Sophie Yim | David Poon Tik Ki

Ivona Mičeková | 4 December 2019

edit: Michal Micovčín

  1. Please introduce yourself in a few sentences. 

Dave: I am Dave Poon from Hong Kong, currently in my final year of study. I enjoy playing video games, proudly, and played a little bit of rugby. Now I focus more in the gym than on other things. I am interested in many things, but never focusing on being a master of anything. That’s me.

Sophie: I am Sophie Yim, an exchange student from Hong Kong’s Lingnan University. My major is translation. I speak Cantonese, Mandarin, English and Korean. I am learning French now.

  1. For what reasons have you decided to study in Slovakia?

Dave: I decided to study in Slovakia because it is in a very good geographical position that allows me to quickly access other European countries, while being considerably cheaper than other options.

Sophie: I came to Slovakia because of the location and the cheaper price.

  1. How do you feel about living in Slovakia?

Dave: Living in Slovakia is a really interesting experience. It is very common that the menus are in Slovak rather than in English so I had to learn to use google translate, all the time, to get around and it is always a joy when I bump into someone who can speak English with me in the city. Even at the foreign police, some of the officers did not speak English, which is very interesting for me as well. Also, the fact that I can hop on a bus and go to other countries without going through border controls is also very inspiring for me as I experience European integration firsthand. And I really enjoy the stand-around-a-tall-table-and-drink-wine-and-talk style of socializing.

Sophie: Since I come from a really big and rich city, I feel like life in Bratislava is very different. It is not in a fast pace and not very business-oriented like Hong Kong. 

  1. How do you evaluate BISLA as a school?

Dave: A very lovely environment. Everything from the friendly classmates, knowledgeable lecturers to the comfy interior design. I worried a lot about the very small school population before I came here, because I am used to schools with around one thousand students, but I have realized that it is one of the reasons why this place is so fun. It allows students to form a closer bond and that is very lovely.

Sophie: BISLA is a really nice school. The relationship between students is close and the teachers are friendly. The courses offered are also interesting.

  1. What are similar characteristics of BISLA and your university? What is different?

Dave: I would say that Lingnan University and BISLA are as radically different as they can be. From my experience in learning at the business faculty. It is mostly one-sided lectures given by the lecturer. Surely there are students that would ask for clarification but it is really rare to see students actually contributing to the class. Here, interactions are really encouraged and I am expected to speak, ask questions rather than being quiet and take notes. Also, students actually hang out on campus here in BISLA while at Lingnan university, socializing mostly takes place in the dormitory.

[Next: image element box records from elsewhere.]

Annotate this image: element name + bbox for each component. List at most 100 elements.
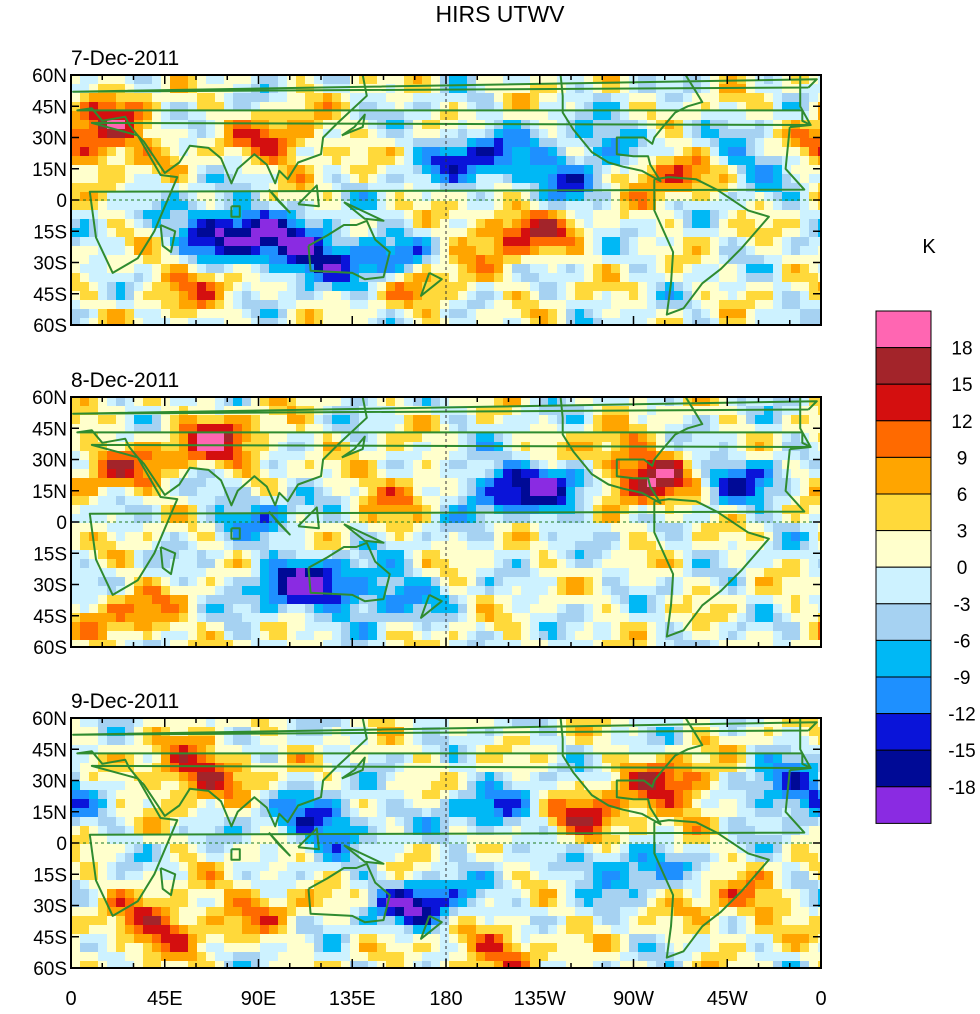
field-cell [818,300,821,310]
field-cell [629,550,639,560]
field-cell [377,478,387,488]
field-cell [548,309,558,319]
field-cell [800,514,810,524]
field-cell [242,532,252,542]
field-cell [359,532,369,542]
field-cell [800,550,810,560]
field-cell [152,255,162,265]
field-cell [629,568,639,578]
field-cell [377,505,387,515]
field-cell [98,523,108,533]
field-cell [269,102,279,112]
field-cell [395,309,405,319]
field-cell [737,264,747,274]
field-cell [521,505,531,515]
field-cell [773,174,783,184]
field-cell [224,300,234,310]
field-cell [341,478,351,488]
field-cell [89,550,99,560]
field-cell [503,613,513,623]
field-cell [629,613,639,623]
field-cell [233,156,243,166]
field-cell [359,586,369,596]
field-cell [431,640,441,647]
field-cell [125,111,135,121]
field-cell [206,595,216,605]
field-cell [494,469,504,479]
field-cell [476,318,486,325]
coastline [72,400,818,415]
field-cell [530,228,540,238]
coastline [653,176,770,316]
field-cell [278,397,288,407]
field-cell [269,640,279,647]
field-cell [755,111,765,121]
field-cell [503,309,513,319]
field-cell [71,246,81,256]
field-cell [629,219,639,229]
field-cell [125,559,135,569]
field-cell [719,174,729,184]
field-cell [656,300,666,310]
field-cell [656,183,666,193]
field-cell [665,147,675,157]
field-cell [791,451,801,461]
field-cell [107,111,117,121]
field-cell [674,577,684,587]
field-cell [107,147,117,157]
field-cell [422,541,432,551]
field-cell [692,487,702,497]
field-cell [125,487,135,497]
field-cell [575,210,585,220]
field-cell [350,541,360,551]
field-cell [413,138,423,148]
field-cell [809,318,819,325]
field-cell [764,282,774,292]
field-cell [467,228,477,238]
field-cell [476,183,486,193]
field-cell [152,291,162,301]
field-cell [449,532,459,542]
field-cell [161,111,171,121]
field-cell [692,424,702,434]
field-cell [161,246,171,256]
field-cell [422,129,432,139]
field-cell [539,318,549,325]
field-cell [206,433,216,443]
field-cell [269,550,279,560]
field-cell [683,165,693,175]
field-cell [521,415,531,425]
field-cell [521,496,531,506]
field-cell [566,496,576,506]
field-cell [692,255,702,265]
field-cell [656,93,666,103]
field-cell [575,460,585,470]
field-cell [80,568,90,578]
field-cell [773,282,783,292]
field-cell [251,451,261,461]
field-cell [368,568,378,578]
field-cell [404,309,414,319]
field-cell [188,219,198,229]
field-cell [305,183,315,193]
field-cell [206,478,216,488]
field-cell [197,255,207,265]
field-cell [620,559,630,569]
field-cell [782,129,792,139]
field-cell [629,469,639,479]
field-cell [728,469,738,479]
field-cell [71,514,81,524]
field-cell [170,532,180,542]
field-cell [125,75,135,85]
field-cell [98,174,108,184]
field-cell [449,300,459,310]
field-cell [467,246,477,256]
field-cell [413,201,423,211]
field-cell [593,264,603,274]
field-cell [233,604,243,614]
field-cell [692,183,702,193]
field-cell [197,523,207,533]
field-cell [179,433,189,443]
field-cell [260,532,270,542]
field-cell [530,273,540,283]
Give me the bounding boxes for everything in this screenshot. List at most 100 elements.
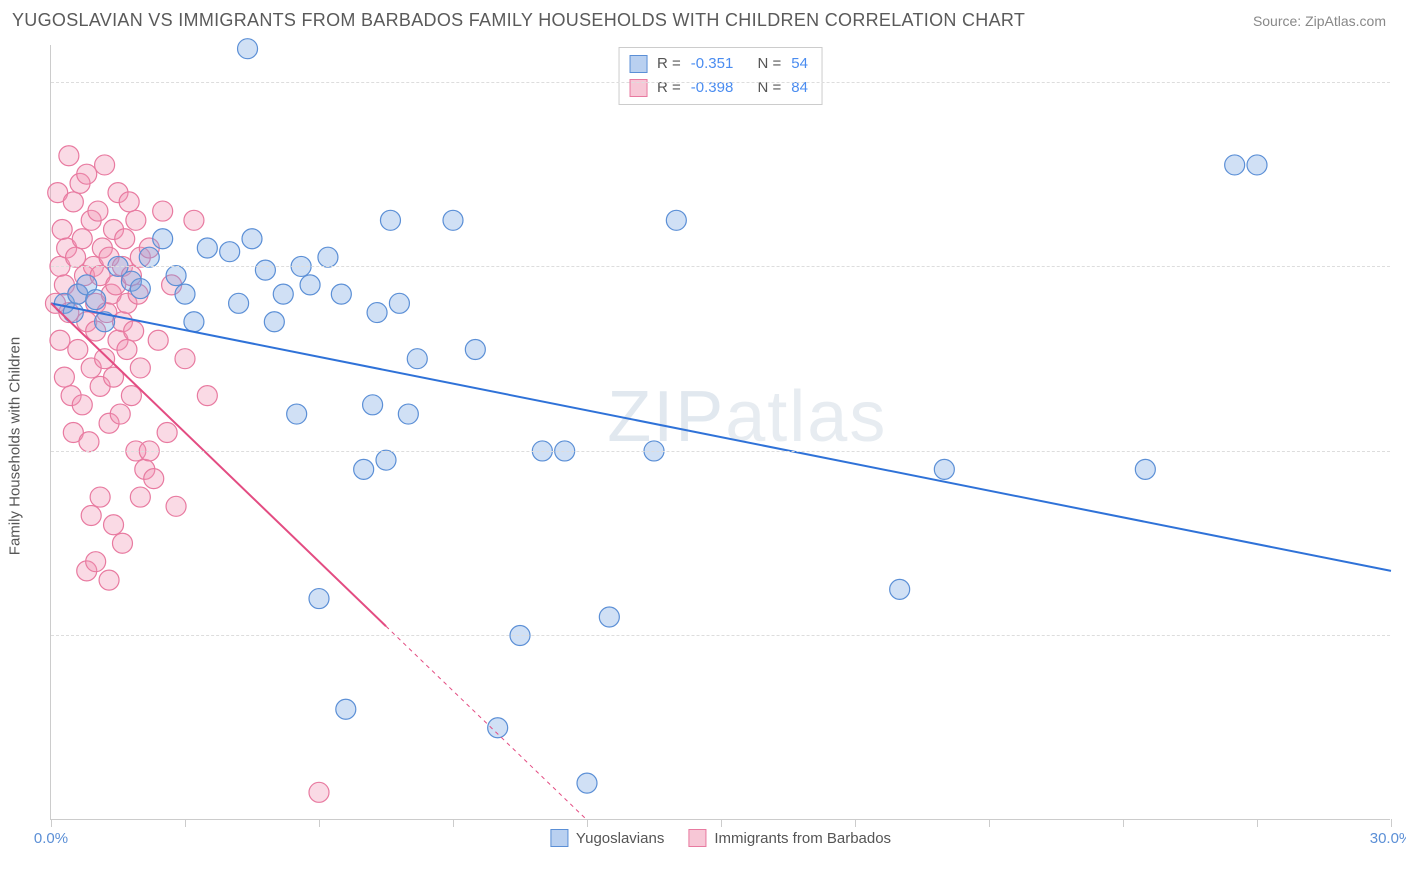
legend-r-value: -0.398	[691, 76, 734, 100]
scatter-point	[81, 506, 101, 526]
scatter-point	[184, 312, 204, 332]
scatter-point	[273, 284, 293, 304]
legend-series: Yugoslavians Immigrants from Barbados	[550, 829, 891, 847]
y-tick-label: 20.0%	[1395, 442, 1406, 459]
scatter-point	[389, 293, 409, 313]
x-tick	[587, 819, 588, 827]
scatter-point	[66, 247, 86, 267]
scatter-point	[104, 515, 124, 535]
scatter-point	[52, 220, 72, 240]
legend-r-label: R =	[657, 76, 681, 100]
scatter-point	[220, 242, 240, 262]
legend-row-1: R = -0.351 N = 54	[629, 52, 808, 76]
scatter-point	[153, 229, 173, 249]
scatter-point	[367, 303, 387, 323]
scatter-point	[331, 284, 351, 304]
scatter-point	[890, 579, 910, 599]
x-tick	[1391, 819, 1392, 827]
scatter-point	[54, 367, 74, 387]
gridline	[51, 635, 1390, 636]
x-tick	[721, 819, 722, 827]
scatter-point	[1247, 155, 1267, 175]
scatter-point	[255, 260, 275, 280]
scatter-point	[68, 339, 88, 359]
scatter-point	[197, 238, 217, 258]
scatter-point	[577, 773, 597, 793]
scatter-point	[309, 589, 329, 609]
y-tick-label: 30.0%	[1395, 258, 1406, 275]
scatter-point	[380, 210, 400, 230]
scatter-point	[124, 321, 144, 341]
legend-n-value: 54	[791, 52, 808, 76]
scatter-point	[72, 229, 92, 249]
scatter-point	[110, 404, 130, 424]
legend-r-label: R =	[657, 52, 681, 76]
scatter-point	[112, 533, 132, 553]
scatter-point	[934, 459, 954, 479]
scatter-point	[398, 404, 418, 424]
gridline	[51, 266, 1390, 267]
scatter-point	[72, 395, 92, 415]
legend-n-label: N =	[758, 52, 782, 76]
scatter-point	[336, 699, 356, 719]
chart-source: Source: ZipAtlas.com	[1253, 13, 1386, 29]
scatter-point	[79, 432, 99, 452]
scatter-point	[119, 192, 139, 212]
scatter-point	[90, 487, 110, 507]
legend-label: Yugoslavians	[576, 830, 664, 847]
scatter-point	[144, 469, 164, 489]
scatter-point	[63, 192, 83, 212]
legend-n-label: N =	[758, 76, 782, 100]
scatter-point	[130, 279, 150, 299]
scatter-point	[599, 607, 619, 627]
scatter-point	[153, 201, 173, 221]
legend-swatch-blue	[629, 55, 647, 73]
scatter-point	[115, 229, 135, 249]
scatter-point	[175, 349, 195, 369]
scatter-point	[287, 404, 307, 424]
scatter-svg	[51, 45, 1390, 819]
scatter-point	[465, 339, 485, 359]
scatter-point	[318, 247, 338, 267]
scatter-point	[50, 330, 70, 350]
scatter-point	[126, 210, 146, 230]
scatter-point	[666, 210, 686, 230]
scatter-point	[166, 496, 186, 516]
legend-item-barbados: Immigrants from Barbados	[688, 829, 891, 847]
legend-item-yugoslavians: Yugoslavians	[550, 829, 664, 847]
x-tick	[453, 819, 454, 827]
scatter-point	[354, 459, 374, 479]
scatter-point	[130, 358, 150, 378]
scatter-point	[86, 552, 106, 572]
scatter-point	[1225, 155, 1245, 175]
trendline-dashed	[386, 626, 587, 820]
scatter-point	[1135, 459, 1155, 479]
legend-r-value: -0.351	[691, 52, 734, 76]
scatter-point	[376, 450, 396, 470]
gridline	[51, 82, 1390, 83]
chart-plot-area: ZIPatlas R = -0.351 N = 54 R = -0.398 N …	[50, 45, 1390, 820]
legend-label: Immigrants from Barbados	[714, 830, 891, 847]
x-tick	[185, 819, 186, 827]
trendline	[51, 303, 1391, 571]
scatter-point	[95, 349, 115, 369]
scatter-point	[88, 201, 108, 221]
scatter-point	[443, 210, 463, 230]
scatter-point	[77, 164, 97, 184]
scatter-point	[59, 146, 79, 166]
y-tick-label: 40.0%	[1395, 73, 1406, 90]
x-tick-label: 0.0%	[34, 830, 68, 847]
chart-title: YUGOSLAVIAN VS IMMIGRANTS FROM BARBADOS …	[12, 10, 1025, 31]
gridline	[51, 451, 1390, 452]
scatter-point	[238, 39, 258, 59]
legend-swatch-blue	[550, 829, 568, 847]
x-tick	[1123, 819, 1124, 827]
x-tick-label: 30.0%	[1370, 830, 1406, 847]
scatter-point	[175, 284, 195, 304]
scatter-point	[242, 229, 262, 249]
scatter-point	[99, 570, 119, 590]
x-tick	[51, 819, 52, 827]
x-tick	[1257, 819, 1258, 827]
legend-swatch-pink	[688, 829, 706, 847]
legend-correlation: R = -0.351 N = 54 R = -0.398 N = 84	[618, 47, 823, 105]
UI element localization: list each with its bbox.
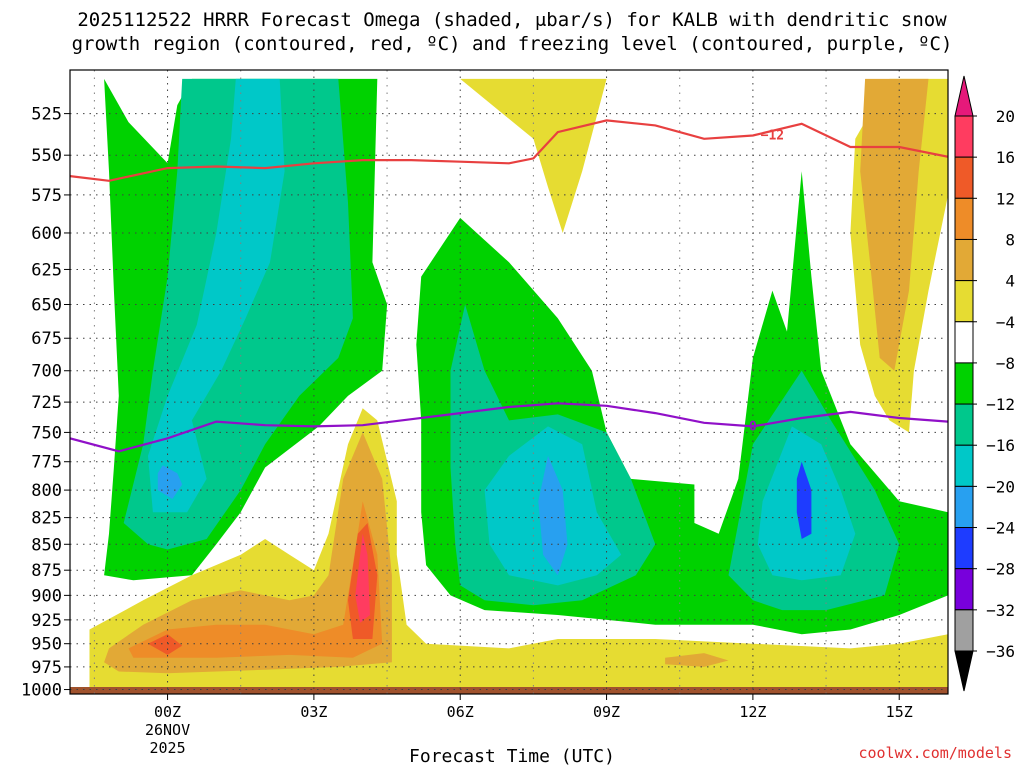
y-tick-label-825: 825 <box>31 509 62 529</box>
colorbar-label-4: 4 <box>1005 272 1015 291</box>
omega-region-20 <box>355 533 370 623</box>
colorbar-label-3: 8 <box>1005 230 1015 249</box>
x-tick-label-0: 00Z <box>154 703 181 721</box>
colorbar-label-7: −12 <box>986 395 1015 414</box>
omega-region-13 <box>460 78 607 234</box>
colorbar-swatch-9 <box>954 485 974 529</box>
colorbar-top-arrow <box>954 75 974 117</box>
colorbar-label-1: 16 <box>996 148 1015 167</box>
y-tick-label-850: 850 <box>31 535 62 555</box>
y-tick-label-775: 775 <box>31 453 62 473</box>
colorbar-label-2: 12 <box>996 189 1015 208</box>
y-tick-label-900: 900 <box>31 586 62 606</box>
y-tick-label-875: 875 <box>31 561 62 581</box>
colorbar-swatch-2 <box>954 197 974 240</box>
credit-text: coolwx.com/models <box>858 744 1012 762</box>
x-tick-sublabel-year: 2025 <box>149 739 185 757</box>
colorbar-label-8: −16 <box>986 436 1015 455</box>
shaded-regions <box>89 78 948 694</box>
colorbar-swatch-10 <box>954 527 974 570</box>
surface-band <box>70 687 948 694</box>
x-tick-label-6: 06Z <box>447 703 474 721</box>
omega-region-2 <box>148 78 285 513</box>
omega-region-16 <box>665 653 729 667</box>
contour-line-0 <box>70 119 948 182</box>
contour-label-0: −12 <box>761 128 784 143</box>
x-tick-sublabel-date: 26NOV <box>145 721 190 739</box>
x-tick-label-12: 12Z <box>739 703 766 721</box>
y-tick-label-1000: 1000 <box>21 681 62 701</box>
y-tick-label-750: 750 <box>31 423 62 443</box>
x-tick-label-15: 15Z <box>886 703 913 721</box>
x-tick-label-9: 09Z <box>593 703 620 721</box>
colorbar-swatch-8 <box>954 444 974 487</box>
y-tick-label-575: 575 <box>31 186 62 206</box>
colorbar-swatch-1 <box>954 156 974 199</box>
colorbar-label-13: −36 <box>986 642 1015 661</box>
colorbar-swatch-3 <box>954 238 974 282</box>
y-tick-label-600: 600 <box>31 224 62 244</box>
colorbar-label-12: −32 <box>986 601 1015 620</box>
contour-line-1 <box>70 402 948 453</box>
colorbar-label-9: −20 <box>986 477 1015 496</box>
colorbar-swatch-4 <box>954 280 974 323</box>
contour-label-1: 0 <box>749 419 757 434</box>
colorbar-swatch-5 <box>954 321 974 364</box>
y-tick-label-650: 650 <box>31 296 62 316</box>
y-tick-label-950: 950 <box>31 635 62 655</box>
y-tick-label-550: 550 <box>31 146 62 166</box>
omega-region-10 <box>796 461 812 539</box>
y-tick-label-675: 675 <box>31 329 62 349</box>
colorbar-swatch-7 <box>954 403 974 446</box>
y-tick-label-800: 800 <box>31 481 62 501</box>
colorbar-label-0: 20 <box>996 107 1015 126</box>
y-tick-label-700: 700 <box>31 362 62 382</box>
colorbar-label-11: −28 <box>986 560 1015 579</box>
plot-frame <box>69 69 949 695</box>
omega-region-9 <box>538 455 568 576</box>
y-tick-label-925: 925 <box>31 611 62 631</box>
y-tick-label-525: 525 <box>31 105 62 125</box>
colorbar-swatch-11 <box>954 568 974 611</box>
y-tick-label-625: 625 <box>31 260 62 280</box>
colorbar-label-5: −4 <box>996 313 1015 332</box>
colorbar-label-6: −8 <box>996 354 1015 373</box>
colorbar-swatch-last <box>954 609 974 652</box>
omega-region-15 <box>860 78 929 371</box>
omega-region-19 <box>148 634 183 655</box>
y-tick-label-725: 725 <box>31 393 62 413</box>
chart-title-line1: 2025112522 HRRR Forecast Omega (shaded, … <box>77 9 947 31</box>
colorbar-label-10: −24 <box>986 519 1015 538</box>
x-axis-label: Forecast Time (UTC) <box>409 746 615 767</box>
colorbar-swatch-0 <box>954 115 974 158</box>
omega-region-14 <box>104 432 392 674</box>
y-tick-label-975: 975 <box>31 658 62 678</box>
x-tick-label-3: 03Z <box>300 703 327 721</box>
colorbar-swatch-6 <box>954 362 974 405</box>
colorbar-bottom-arrow <box>954 650 974 692</box>
omega-region-3 <box>157 465 183 499</box>
chart-title-line2: growth region (contoured, red, ºC) and f… <box>71 33 953 55</box>
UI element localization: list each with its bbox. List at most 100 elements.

Sophie: Both schools are liberal arts schools. But my university does not only focus on social sciences.

  1. What was the biggest culture shock for you?

Dave: One of the bigger culture shocks is that, it is odd to eat pasta with every meal because I can eat rice with every meal. For the long time, I have thought that rice to people from Hong Kong is equivalent to pasta for the Europeans. Unbelievable! Actually, my biggest cultural shock is the way romantic relationships are handled here. The sheer number of romantic relationships that some of my Spanish, French friends have had is simply mind-blowing for me. Some of them have had an experience so early, that I had to do a quick Google check, to see if that is even legal. Unbelievable!

Sophie: The fact that Europeans do not eat peanut butter. Since I am a peanut butter lover, I was so surprised that it is difficult to find it here.

  1. How do you fell about the current situation in Hong Kong?

Dave: I feel like it is hard for foreigners to really understand the nuances of the movement and sometimes it can be quite frustrating to explain to them what the movement is all about. Let’s take the element of violence as an example, the protests in Hong Kong are now mostly violent. Hong Kong people never shy away from admitting that we perceive violence as a tool to fight for what we want, the five demands. On the contrary, it is the pro-china, pro-government media that separates the violent rioters and the peaceful protesters in an attempt to marginalize and demonize the violent protesters while in reality, the peaceful protesters support most of the violence because we know that they are the most crucial power that this movement has. Without the violence and the demonized violent protestors, this movement would have been a failure at the very beginning. It is really awkward to explain this, because most foreigners’ understanding of the philosophy and the tactics of the protesters are very shallow, and frankly they might be supporting Hong Kong for the wrong reason.

Sophie: I wish all the best to Hong Kong.

  1. Can you imagine spending your whole life in Hong Kong?

Dave: Yes. Despite the political uncertainty and many disadvantages of an insanely populated city, this is my home. The language, the food, the people, this is where I belong.

Sophie: Yes. Maybe I will live somewhere else for a short time, but I will definitely stay there for my whole life.

  1. What is your biggest dream in life?

Dave: For now, to see Hong Kong win.

Sophie: I haven't really thought about it. But be kind and hardworking is my motto.